The plaintiff's claim here is substantial, in excess of $124,000. In essence, it's a familiar kind of claim seeking reimbursement from the defendant for costs which the plaintiff has incurred in making good what it says was his unsatisfactory performance as a builder.
An amended defence filed on the 7th of December 2011 sets up the assertion that the defendant was really engaged only in contract administration or the like. One can well understand why the plaintiff needs further and better particulars of that. The defendant before Judge McGinness agreed to supply them by a particular date should they be requested, as happened, and he has reneged.
In my opinion the court ought to insist on compliance by him with the court’s directions and applicable rules if he's to be allowed to persist in his unusual defence.
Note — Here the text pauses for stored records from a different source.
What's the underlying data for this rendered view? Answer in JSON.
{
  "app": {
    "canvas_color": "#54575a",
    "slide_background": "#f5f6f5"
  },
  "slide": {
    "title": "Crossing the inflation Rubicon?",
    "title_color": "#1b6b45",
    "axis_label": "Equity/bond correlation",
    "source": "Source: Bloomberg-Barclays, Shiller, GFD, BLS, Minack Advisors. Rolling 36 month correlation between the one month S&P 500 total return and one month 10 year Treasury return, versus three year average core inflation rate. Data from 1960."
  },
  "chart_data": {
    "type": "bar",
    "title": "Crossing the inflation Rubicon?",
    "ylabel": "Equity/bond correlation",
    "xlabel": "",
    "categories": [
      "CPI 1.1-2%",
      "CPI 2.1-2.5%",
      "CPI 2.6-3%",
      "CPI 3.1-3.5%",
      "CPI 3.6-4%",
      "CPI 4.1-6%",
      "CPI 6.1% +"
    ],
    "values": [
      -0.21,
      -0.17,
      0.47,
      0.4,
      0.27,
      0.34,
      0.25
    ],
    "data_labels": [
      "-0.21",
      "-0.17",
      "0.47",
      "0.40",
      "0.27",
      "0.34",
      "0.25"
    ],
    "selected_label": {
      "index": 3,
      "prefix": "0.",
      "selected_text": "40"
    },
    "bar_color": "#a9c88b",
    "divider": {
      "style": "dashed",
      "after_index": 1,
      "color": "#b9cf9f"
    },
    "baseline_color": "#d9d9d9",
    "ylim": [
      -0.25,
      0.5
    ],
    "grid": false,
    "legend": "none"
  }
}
It seems to me sensible to advance the proceeding towards resolution the provision that's been made in my order for consideration of whether the plaintiff gets judgment under Rule 163, 292 or some other rule on the 26th of this month. As things have developed the case is being managed by the court.
Today's event is, in fact, a directions hearing ordered by Judge McGinness on the January 20th directions hearing before her.
Indemnity costs are, in my view, appropriate as a way of the court marking its displeasure with the defendant who is becoming a repeat offender from the point of view of not meeting his obligations under the rules and directions.
There's presently a substantial costs order outstanding in this regard.
Does that cover everything?
...
HIS HONOUR: I make an order in terms of the initialled draft order. Thank you.